Helen’s argument isn’t a slam dunk, however, given the remarkable opacity of Justice Kennedy’s opinion in Romer. In particular, it is possible to argue that what triggered the “rational basis review with teeth” engaged in by the Court in Romer was not the mere fact that the Colorado amendment targeted homosexuals, but rather, was the unconfined breadth of the Colorado amendment’s potential application. In line with this more limited reading of Romer, the State of Wazoo might argue that unlike the Colorado amendment, the PFVA does not sanction discrimination against gays solely because of their status, nor does it discriminate (or potentially discriminate) against them across the board (e.g. in their possibility of obtaining employment, housing, receipt of government services, etc.). Rather, the State of Wazoo might argue, the PFVA is narrowly directed at a particular form of conduct: namely, the rearing of children by homosexual couples, a form of conduct that the majority of Wazoozians find morally objectionable, in precisely the same way that the majority of Georgians in Bowers found homosexual sodomy to be objectionable.

Which spin on Romer the Court might adopt is anybody’s guess. What is safe to say is that the views of particular justices on the desirability of rearing in children in homosexual households would play a big part in the decision.,

Restricting state health care plan coverage of infertility services to married, heterosexual couples. The final clause of the PFVA restricts the coverage of in vitro services under the state health plan to married, heterosexual couples. Most of you correctly identified the relevant cases here: in Maher and Harris, the Supreme Court ruled that the federal government was not obliged to fund abortions under its Medicaid program, even though the Medicaid program did cover pregnancy services. Both decisions rested on several related premises: 1) while the government may not unduly burden the exercise of a fundamental right like abortion, it is under no affirmative obligation to fund (“subsidize”) the exercise of that fundamental right (allowing for certain narrow exceptions involving criminal trials, etc.); 2) classifications based on wealth do not trigger strict scrutiny, even when they implicate a person’s ability to exercise fundamental right; and 3) the fundamental right to make reproductive decisions free from unwarranted government intrusion does not mean that the government cannot subsidize, and thereby preference, some choices (e.g. pregnancy) over others (e.g. abortion).

At first blush, at least, the analogy between the abortion funding cases and this case seems fairly straightforward. First, it is clear that even if a court defines the right to procreate broadly enough to encompass Helen’s desire for in vitro services, and proceeds to strike down the PFVA under either the Due Process Clause or fundamental-rights prong of the Equal Protection Clause, the State of Wazoo remains under no constitutional obligation to subsidize any in vitro services if it doesn’t want to. It seems equally clear that if the State of Wazoo chooses to subsidize some constitutionally protected activities related to procreation (say, providing both coverage for pregnancies and abortions, but not providing in vitro coverage), there is nothing in the Fourteenth Amendment to prevent them from making that choice.

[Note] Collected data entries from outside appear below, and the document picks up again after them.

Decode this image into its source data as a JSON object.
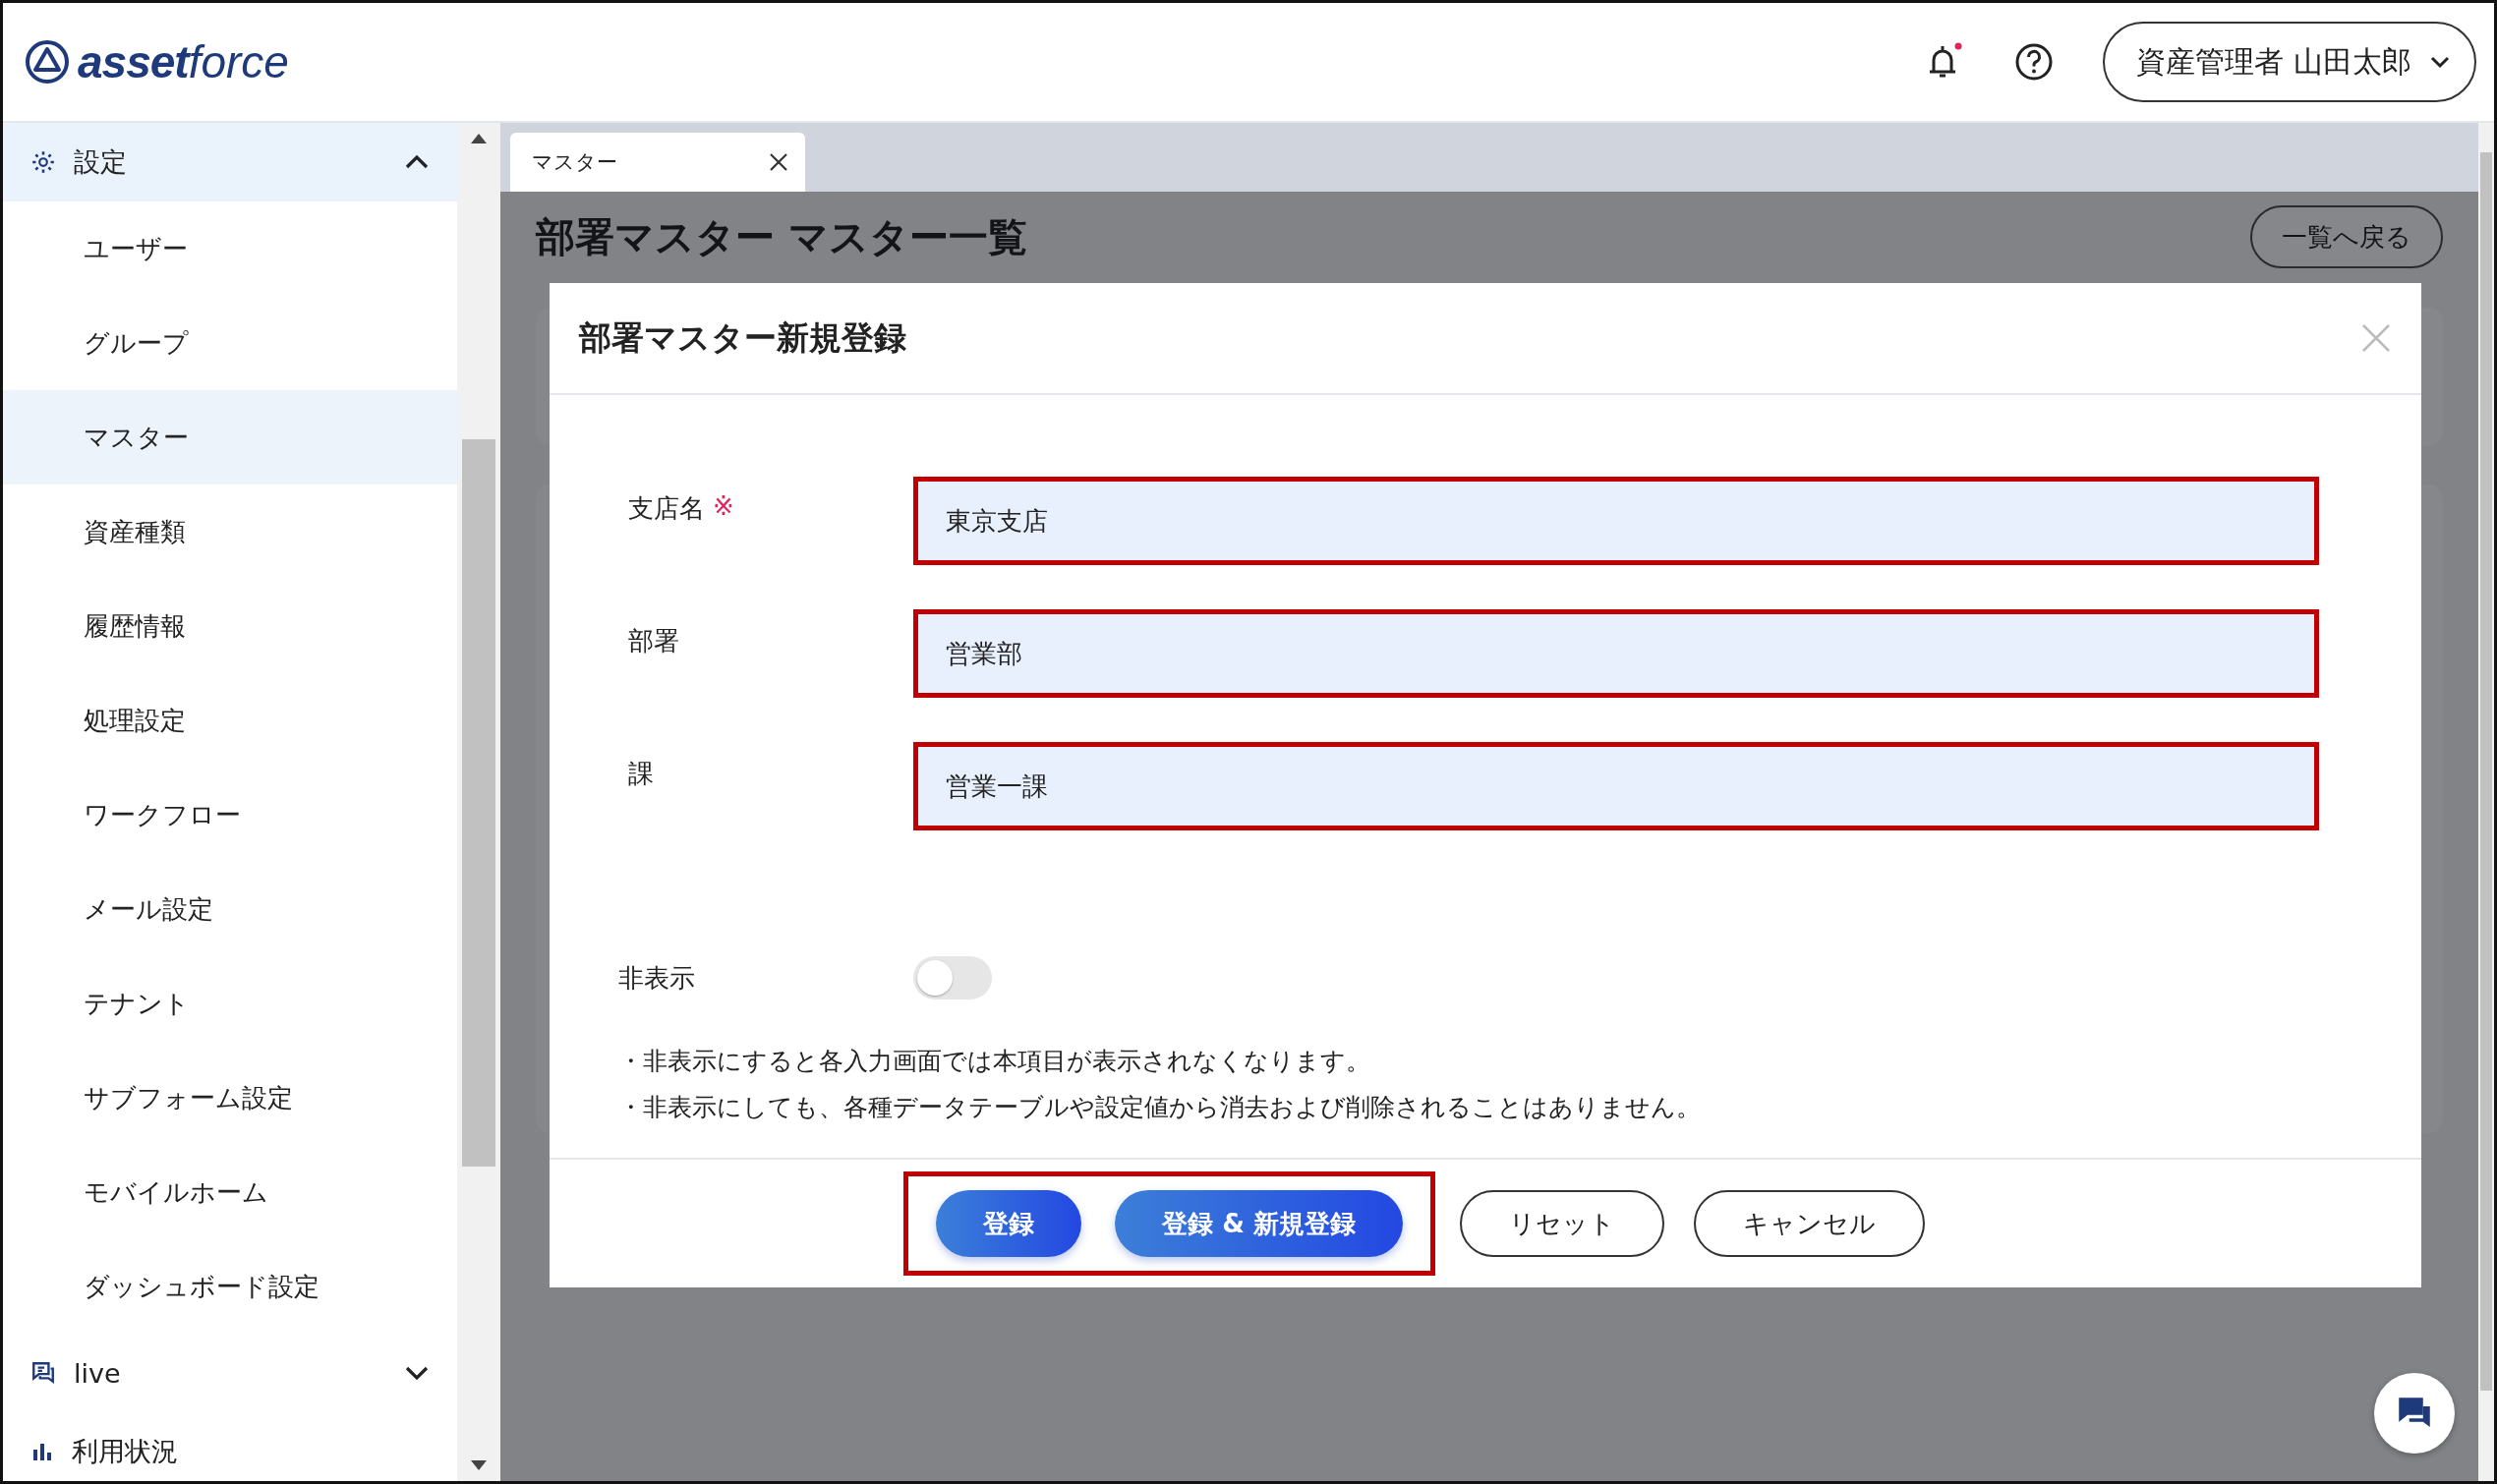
{
  "header": {
    "logo_bold": "asset",
    "logo_light": "force",
    "notification_unread": true,
    "user_menu": "資産管理者 山田太郎"
  },
  "sidebar": {
    "sections": [
      {
        "kind": "gear",
        "label": "設定",
        "expanded": true,
        "items": [
          {
            "label": "ユーザー",
            "selected": false
          },
          {
            "label": "グループ",
            "selected": false
          },
          {
            "label": "マスター",
            "selected": true
          },
          {
            "label": "資産種類",
            "selected": false
          },
          {
            "label": "履歴情報",
            "selected": false
          },
          {
            "label": "処理設定",
            "selected": false
          },
          {
            "label": "ワークフロー",
            "selected": false
          },
          {
            "label": "メール設定",
            "selected": false
          },
          {
            "label": "テナント",
            "selected": false
          },
          {
            "label": "サブフォーム設定",
            "selected": false
          },
          {
            "label": "モバイルホーム",
            "selected": false
          },
          {
            "label": "ダッシュボード設定",
            "selected": false
          }
        ]
      },
      {
        "kind": "chat",
        "label": "live",
        "expanded": false
      },
      {
        "kind": "chart",
        "label": "利用状況"
      }
    ]
  },
  "tabs": [
    {
      "label": "マスター",
      "selected": true
    }
  ],
  "page": {
    "title": "部署マスター マスター一覧",
    "back_button": "一覧へ戻る"
  },
  "dialog": {
    "title": "部署マスター新規登録",
    "fields": [
      {
        "label": "支店名",
        "required_mark": "※",
        "value": "東京支店",
        "highlighted": true
      },
      {
        "label": "部署",
        "value": "営業部",
        "highlighted": true
      },
      {
        "label": "課",
        "value": "営業一課",
        "highlighted": true
      }
    ],
    "toggle": {
      "label": "非表示",
      "on": false
    },
    "notes": [
      "・非表示にすると各入力画面では本項目が表示されなくなります。",
      "・非表示にしても、各種データテーブルや設定値から消去および削除されることはありません。"
    ],
    "buttons": [
      {
        "label": "登録",
        "kind": "primary",
        "highlighted": true
      },
      {
        "label": "登録 & 新規登録",
        "kind": "primary",
        "highlighted": true
      },
      {
        "label": "リセット",
        "kind": "outline",
        "highlighted": false
      },
      {
        "label": "キャンセル",
        "kind": "outline",
        "highlighted": false
      }
    ]
  }
}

What a number of you missed, however, is the question really at issue here: namely, whether the State of Wazoo can choose to subsidize some of its residents (married persons) in the exercise of a constitutionally protected activity (in vitro fertilization), while choosing not to subsidize other residents (unmarried persons, or homosexuals) in the exercise of that very same activity. In other words, the analogous situation in the abortion context is not where the state chooses to subsidize pregnancy, but fails to subsidize abortion; rather, it is where the state chooses to subsidize abortion for black women, say, but not for white women.

Of course, the analysis here isn’t quite that simple, since - as we’ve discussed above - neither unmarried persons nor homosexuals are considered a suspect class. It is therefore conceivable that a court might strike down the PFVA solely due to the fact that the statute infringes on a fundamental right, while at the same time upholding the funding classification under the most deferential form of rational basis review. Nevertheless, what is important to keep in mind is that the same “rational basis with teeth” arguments that are available in evaluating the constitutionality of the first three clauses of the PFVA are equally available here, and are not foreclosed by Maher or Harris.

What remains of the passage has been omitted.